We Alive At This Time

Craig "The GratiDude" Jones
Notes From The GratiDude
3 min readApr 9, 2020
Photo Credit: Ben White/Unsplash

I don’t know what faith tradition you came out of, if any, or if you regularly attended any church or synagogue or other place of worship. You doubtless have been to some kind of memorial service for a deceased loved one or friend. Weddings are often in churches. My Sunday mornings in church for many years were taken up with Baptist musings on life and God and things spiritual and there was an order of worship, including invocation, shared hymn singing, an offering, a choir anthem, a sermon, a reading or two from the Bible, a benediction, announcements. The usual Protestant menu, not necessarily in that order.

If today, April 9, 2020, were a service of the Church of The Inquiry Into A Gratitude-Inspired Life, I would be the one standing up to deliver the reading, along with some thoughts, and it would sound something like this.

Ladies and gentlemen, good morning. You may be seated.

My text today is from Joseph Campbell.

“The warrior’s approach is to say yes to life, yea to all of it. If you say no to one little detail of your life, you’ve unraveled the whole thing. You have to say yes to the whole thing, including its extinction. That’s what’s known as ‘joyful participation in the sorrows of the world.’ ”

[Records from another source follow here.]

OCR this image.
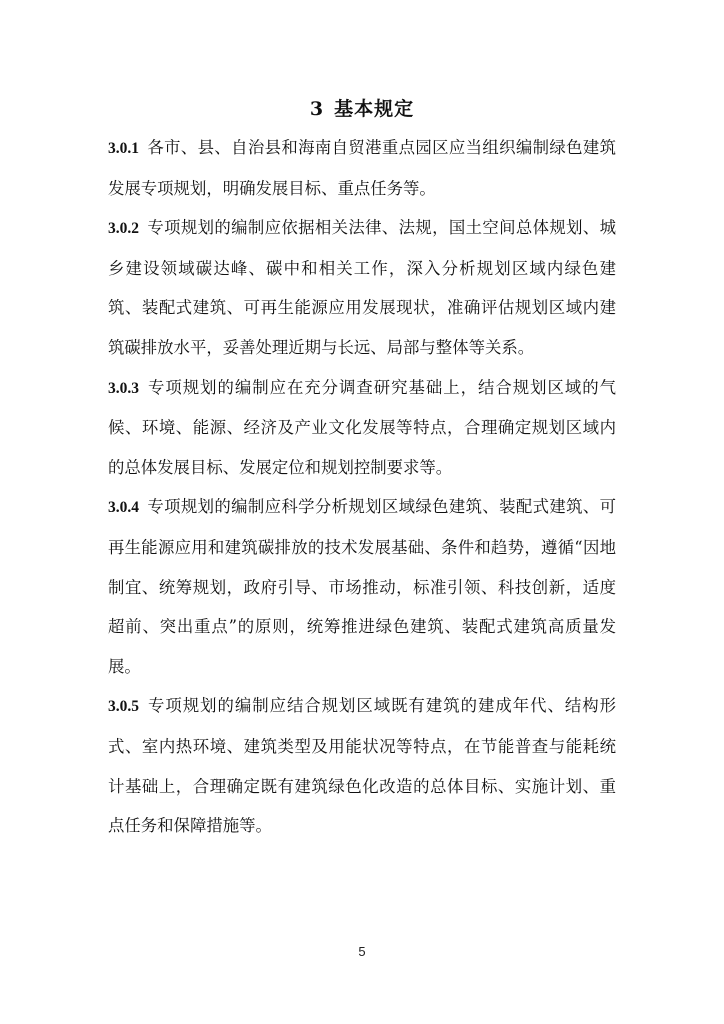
3 基本规定

3.0.1 各市、县、自治县和海南自贸港重点园区应当组织编制绿色建筑发展专项规划，明确发展目标、重点任务等。

3.0.2 专项规划的编制应依据相关法律、法规，国土空间总体规划、城乡建设领域碳达峰、碳中和相关工作，深入分析规划区域内绿色建筑、装配式建筑、可再生能源应用发展现状，准确评估规划区域内建筑碳排放水平，妥善处理近期与长远、局部与整体等关系。

3.0.3 专项规划的编制应在充分调查研究基础上，结合规划区域的气候、环境、能源、经济及产业文化发展等特点，合理确定规划区域内的总体发展目标、发展定位和规划控制要求等。

3.0.4 专项规划的编制应科学分析规划区域绿色建筑、装配式建筑、可再生能源应用和建筑碳排放的技术发展基础、条件和趋势，遵循“因地制宜、统筹规划，政府引导、市场推动，标准引领、科技创新，适度超前、突出重点”的原则，统筹推进绿色建筑、装配式建筑高质量发展。

3.0.5 专项规划的编制应结合规划区域既有建筑的建成年代、结构形式、室内热环境、建筑类型及用能状况等特点，在节能普查与能耗统计基础上，合理确定既有建筑绿色化改造的总体目标、实施计划、重点任务和保障措施等。

5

My friend told me the other day about an interview with a Rabbi and a pastor on the NPR program “Here and Now.” They were there to talk about how their congregations were managing the Passover and Easter celebrations in this current reality. One idea that surfaced was that this is actually a time of grace. The pastor said “We’ve kind of couched the coronavirus as this antagonism. You know, we’re actually walking through the Book of Acts right now. And so Acts is about the birth of the church and how there was an antagonism. How do we live out our faith whenever we feel like we’re being challenged?”

Yes to all of it? A time of grace? Seriously? How do I reconcile my personal notion that all of this is an opportunity with the fact that people are homeless, hopeless, dying? Sounds almost self-indulgent. So, what do we make of “Say yes to all of it?”

I came under the influence of the outlandish idea that one could ask even in the worst situations, even with a loved one’s death, “what’s great about this?” Even if there’s no answer available immediately, the mere asking of it is powerful, even if you don’t mean it. My friend told me about the death of a friend and how he felt it was incumbent on him to ask that question in order to live authentically a life of gratitude. You don’t get to cherry pick. You have to say “yes” to all of it, like Joseph Campbell said.

So I’ve been taking that on and using it whenever I remember and it’s very difficult to ask “what’s great about this?” in certain situations, there’s no question about that. But there’s apparently some good scientific evidence that the mere asking is powerful even without an answer.

It makes more sense of an idea like Terry Patten’s. “We alive at this time are the luckiest people who have ever lived — and the ones facing the wildest, most terrifying challenges. This is not just a ‘deep paradox,’ it’s an existential invitation to keep waking up, right now.”